⁴ Angkor International Research and Documentation Centre, Siem Reap, Cambodia, Siem Reap, Cambodia.
⁵ School of Earth and Environmental Sciences, University of Queensland, St Lucia, Australia.

Abstract

This study develops a modelling framework by utilizing multi-sensor imagery for classifying different forest and land use types in the Phnom Kulen National Park (PKNP) in Cambodia. Three remote sensing datasets (Landsat optical data, ALOS L-band data and LiDAR derived Canopy Height Model (CHM)) were used in conjunction with three different machine learning (ML) regression techniques (Support Vector Machines (SVM), Random Forests (RF) and Artificial Neural Networks (ANN)). These ML methods were implemented on (a) Landsat spectral data, (b) Landsat spectral band & ALOS backscatter data, and (c) Landsat spectral band, ALOS backscatter data, & LiDAR CHM data. The Landsat-ALOS combination produced more accurate classification results (95% overall accuracy with SVM) compared to Landsat-only bands for all ML models. Inclusion of LiDAR CHM (which is a proxy for vertical canopy heights) improved the overall accuracy to 98%. The research establishes that majority of PKNP is dominated by cashew plantations and the nearly intact forests are concentrated in the more inaccessible parts of the park. The findings demonstrate how different RS datasets can be used in conjunction with different ML models to map forests that had undergone varying levels of degradation and plantations.

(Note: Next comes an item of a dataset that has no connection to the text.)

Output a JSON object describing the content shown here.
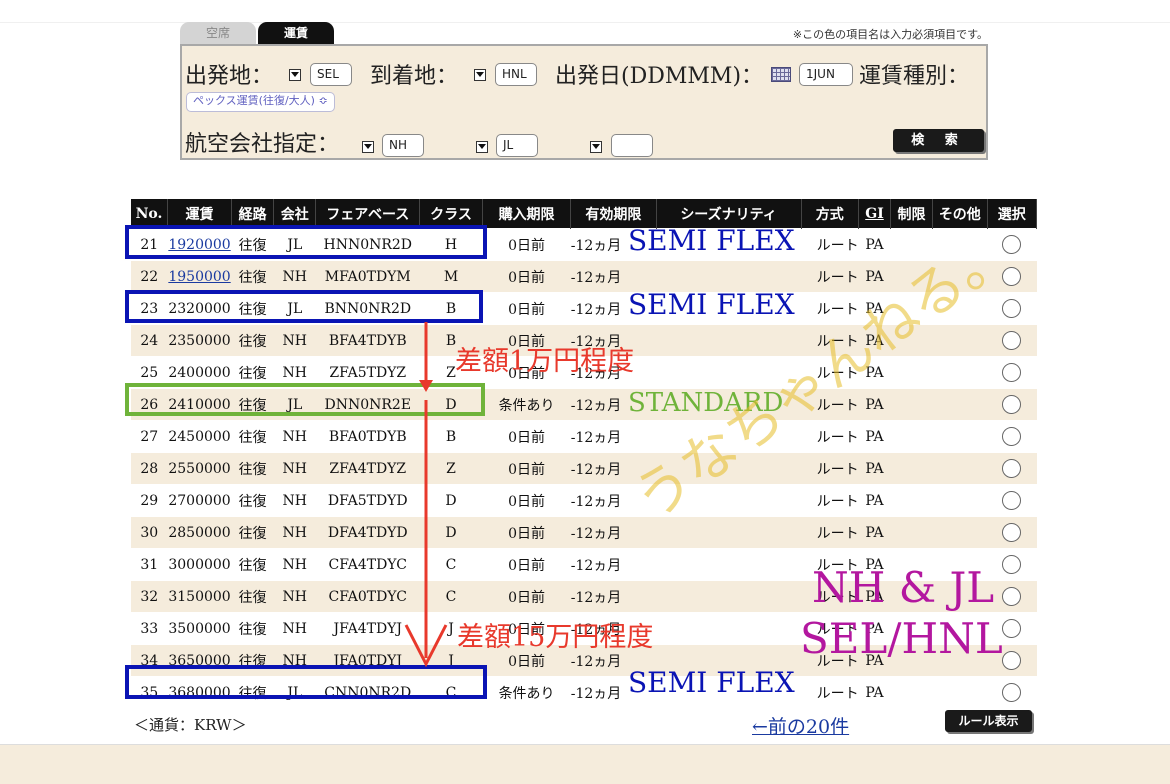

Keywords: ALOS PALSAR; Deforestation; Landsat; LiDAR; Machine learning; Plantations; Remote sensing; SE Asia; Support vector machines; Tropical forests.

Grants and funding

This project is funded by the European Research Council (ERC) under the European Union’s Horizon 2020 research and innovation programme (grant agreement No 639828). The funders had no role in study design, data collection and analysis, decision to publish, or preparation of the manuscript.